The US has regained the lead in the clean energy race, investing US$48 billion last year to surpass China, which held the world’s top spending spot since 2009, a study said on Wednesday.
The US surge in private investment was a 42 percent increase over 2010 and saw Washington maintain its lead worldwide in both venture capital and research and development cash, said the Pew Charitable Trusts annual report on clean energy.
However, the US boom was largely driven by expiring tax incentives, highlighting “a persistent phenomenon in which the country fails to deploy into the marketplace the clean energy innovations it creates in the laboratory,” it said.
China, which fell to second, invested US$45.5 billion last year, a 1 percent increase over 2010, but maintained its global lead in wind energy investment and in solar manufacturing, said the report.
Experts say a key difference between the US and China is in how they attract investment — China by having solid green energy policies that reassure investors and the US by offering tax breaks for investment.
“China has been able to fuel its growth by having very consistent and long-term policies in place that really tell investors there is an opportunity for them to make a profit,” said Phyllis Cuttino, director of Pew’s Clean Energy Program.
“The United States has no renewable energy target, but they have decided to try and incentivize clean energy investment through a variety of tax incentives, tax credits, tax subsidies, loan guarantees,” she said.
Some of those programs were instituted under the administration of former US president George W. Bush and some under President Barack Obama, she said. “What we saw this year was investors really rushed into the United States to take advantage of those tax credits before they expired.”
The Pew report, which focused on private investment in G20 nations, also found that total worldwide private investment rose 6.5 percent over 2010 to a record level of US$263 billion.
“Germany, Italy, the United Kingdom and India were also among the nations that most successfully attracted private investments last year,” it said.
Germany ranked third last year after soaring to second place in 2010 as it ramped up both solar and wind power. Private investment dropped 5 percent last year compared with 2010.
“Germany now obtains more energy from renewable sources than it does from nuclear power, coal, or natural gas,” said the report, adding that Italy has also surged, surpassing Germany’s deployment of 7.4 gigawatts (GW) of solar.

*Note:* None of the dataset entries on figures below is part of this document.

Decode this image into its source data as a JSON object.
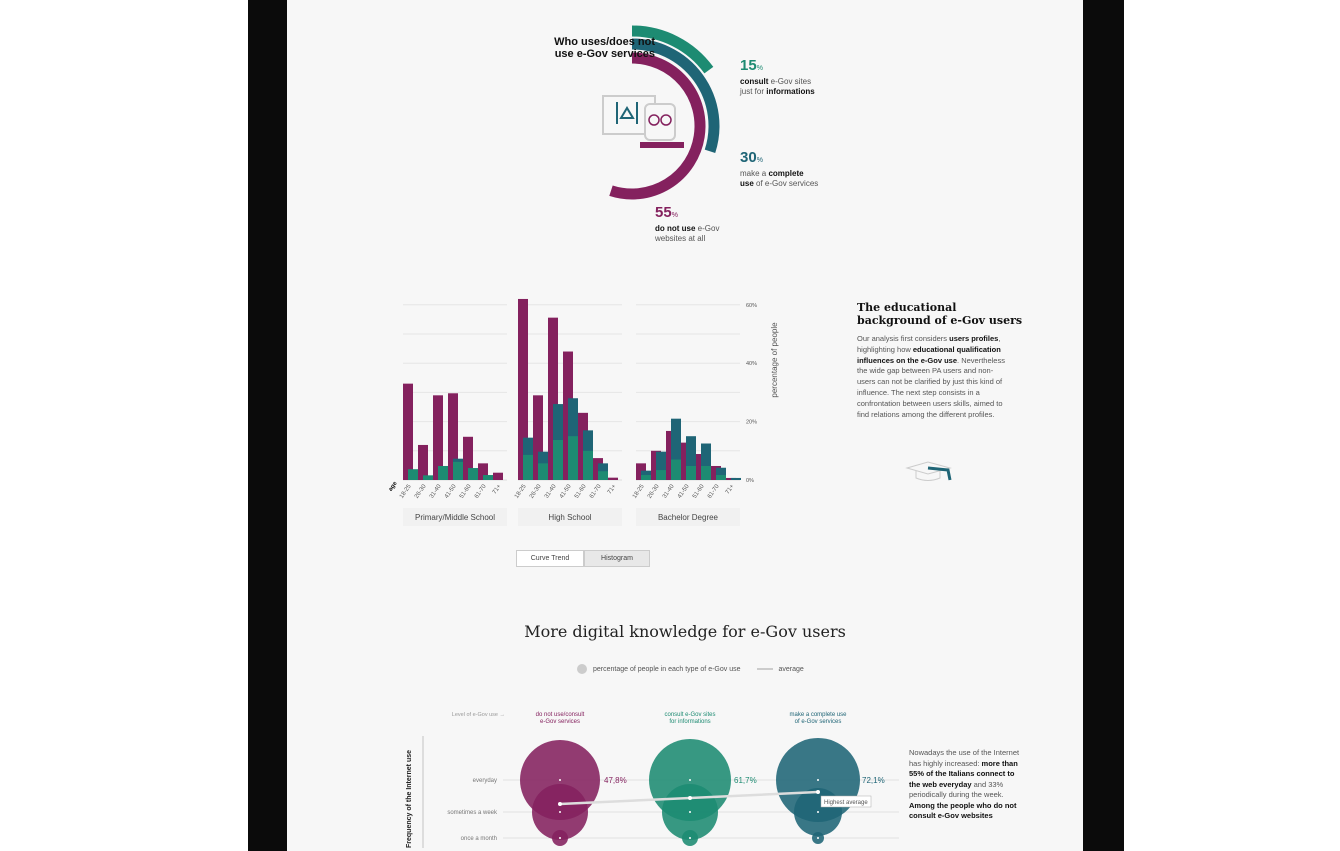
{
  "colors": {
    "magenta": "#84215e",
    "darkteal": "#1f6576",
    "green": "#1d8b72",
    "grid": "#e4e4e4"
  },
  "donut": {
    "title_line1": "Who uses/does not",
    "title_line2": "use e-Gov services",
    "segments": [
      {
        "pct": 15,
        "value": "15",
        "unit": "%",
        "line1_bold": "consult",
        "line1_rest": " e-Gov sites",
        "line2_rest": "just for ",
        "line2_bold": "informations",
        "color": "#1d8b72"
      },
      {
        "pct": 30,
        "value": "30",
        "unit": "%",
        "line1_rest": "make a ",
        "line1_bold": "complete",
        "line2_bold": "use",
        "line2_rest": " of e-Gov services",
        "color": "#1f6576"
      },
      {
        "pct": 55,
        "value": "55",
        "unit": "%",
        "line1_bold": "do not use",
        "line1_rest": " e-Gov",
        "line2_rest": "websites at all",
        "color": "#84215e"
      }
    ]
  },
  "chart_data": {
    "type": "bar",
    "ylabel": "percentage of people",
    "xlabel": "age",
    "ylim": [
      0,
      60
    ],
    "yticks": [
      "0%",
      "20%",
      "40%",
      "60%"
    ],
    "grid": true,
    "categories": [
      "18-25",
      "26-30",
      "31-40",
      "41-50",
      "51-60",
      "61-70",
      "71+"
    ],
    "groups": [
      {
        "name": "Primary/Middle School",
        "series": [
          {
            "color": "#84215e",
            "values": [
              33,
              12,
              29,
              29.7,
              14.8,
              5.7,
              2.5
            ]
          },
          {
            "color": "#1f6576",
            "values": [
              0,
              0,
              0,
              7.3,
              0,
              0,
              0
            ]
          },
          {
            "color": "#1d8b72",
            "values": [
              3.7,
              1.6,
              4.8,
              6.2,
              4.1,
              1.7,
              0
            ]
          }
        ]
      },
      {
        "name": "High School",
        "series": [
          {
            "color": "#84215e",
            "values": [
              62,
              29,
              55.6,
              44,
              23,
              7.5,
              0.8
            ]
          },
          {
            "color": "#1f6576",
            "values": [
              14.5,
              9.7,
              26,
              28,
              17,
              5.7,
              0
            ]
          },
          {
            "color": "#1d8b72",
            "values": [
              8.6,
              5.7,
              13.7,
              15,
              10,
              3,
              0
            ]
          }
        ]
      },
      {
        "name": "Bachelor Degree",
        "series": [
          {
            "color": "#84215e",
            "values": [
              5.7,
              10,
              16.8,
              12.8,
              8.9,
              4.8,
              0.7
            ]
          },
          {
            "color": "#1f6576",
            "values": [
              3.2,
              9.7,
              21,
              15,
              12.5,
              4.2,
              0.7
            ]
          },
          {
            "color": "#1d8b72",
            "values": [
              1.7,
              3.4,
              7,
              4.8,
              4.8,
              1.7,
              0
            ]
          }
        ]
      }
    ]
  },
  "toggle": {
    "curve": "Curve Trend",
    "histogram": "Histogram",
    "active": "Histogram"
  },
  "edu": {
    "title1": "The educational",
    "title2": "background of e-Gov users",
    "p": [
      {
        "t": "Our analysis first considers "
      },
      {
        "t": "users profiles",
        "b": true
      },
      {
        "t": ", highlighting how "
      },
      {
        "t": "educational qualification influences on the e-Gov use",
        "b": true
      },
      {
        "t": ". Nevertheless the wide gap between PA users and non-users can not be clarified by just this kind of influence. The next step consists in a confrontation between users skills, aimed to find relations among the different profiles."
      }
    ]
  },
  "knowledge": {
    "title": "More digital knowledge for e-Gov users",
    "legend_bubble": "percentage of people in each type of e-Gov use",
    "legend_line": "average",
    "level_label": "Level of e-Gov use →",
    "yaxis_label": "Frequency of the Internet use",
    "rows": [
      "everyday",
      "sometimes a week",
      "once a month"
    ],
    "columns": [
      {
        "l1": "do not use/consult",
        "l2": "e-Gov services",
        "avg": "47,8%",
        "color": "#84215e"
      },
      {
        "l1": "consult e-Gov sites",
        "l2": "for informations",
        "avg": "61,7%",
        "color": "#1d8b72"
      },
      {
        "l1": "make a complete use",
        "l2": "of e-Gov services",
        "avg": "72,1%",
        "color": "#1f6576"
      }
    ],
    "tooltip": "Highest average",
    "side_text": [
      {
        "t": "Nowadays the use of the Internet has highly increased: "
      },
      {
        "t": "more than 55% of the Italians connect to the web everyday",
        "b": true
      },
      {
        "t": " and 33% periodically during the week. "
      },
      {
        "t": "Among the people who do not consult e-Gov websites",
        "b": true
      }
    ]
  }
}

Italy installed 8GW of solar energy nationwide and investments grew 38 percent to US$28 billion, offsetting declines in other parts of Europe as the region struggles with a troubling debt crisis.
“Europe has been a traditional leader, in terms of attracting private investment. Last year they attracted US$99 billion in private investment as a region,” Cuttino said. “But Asia and Oceania is a region of the world that is quickly growing, so we keep thinking the center of the clean energy economy is moving to this region.”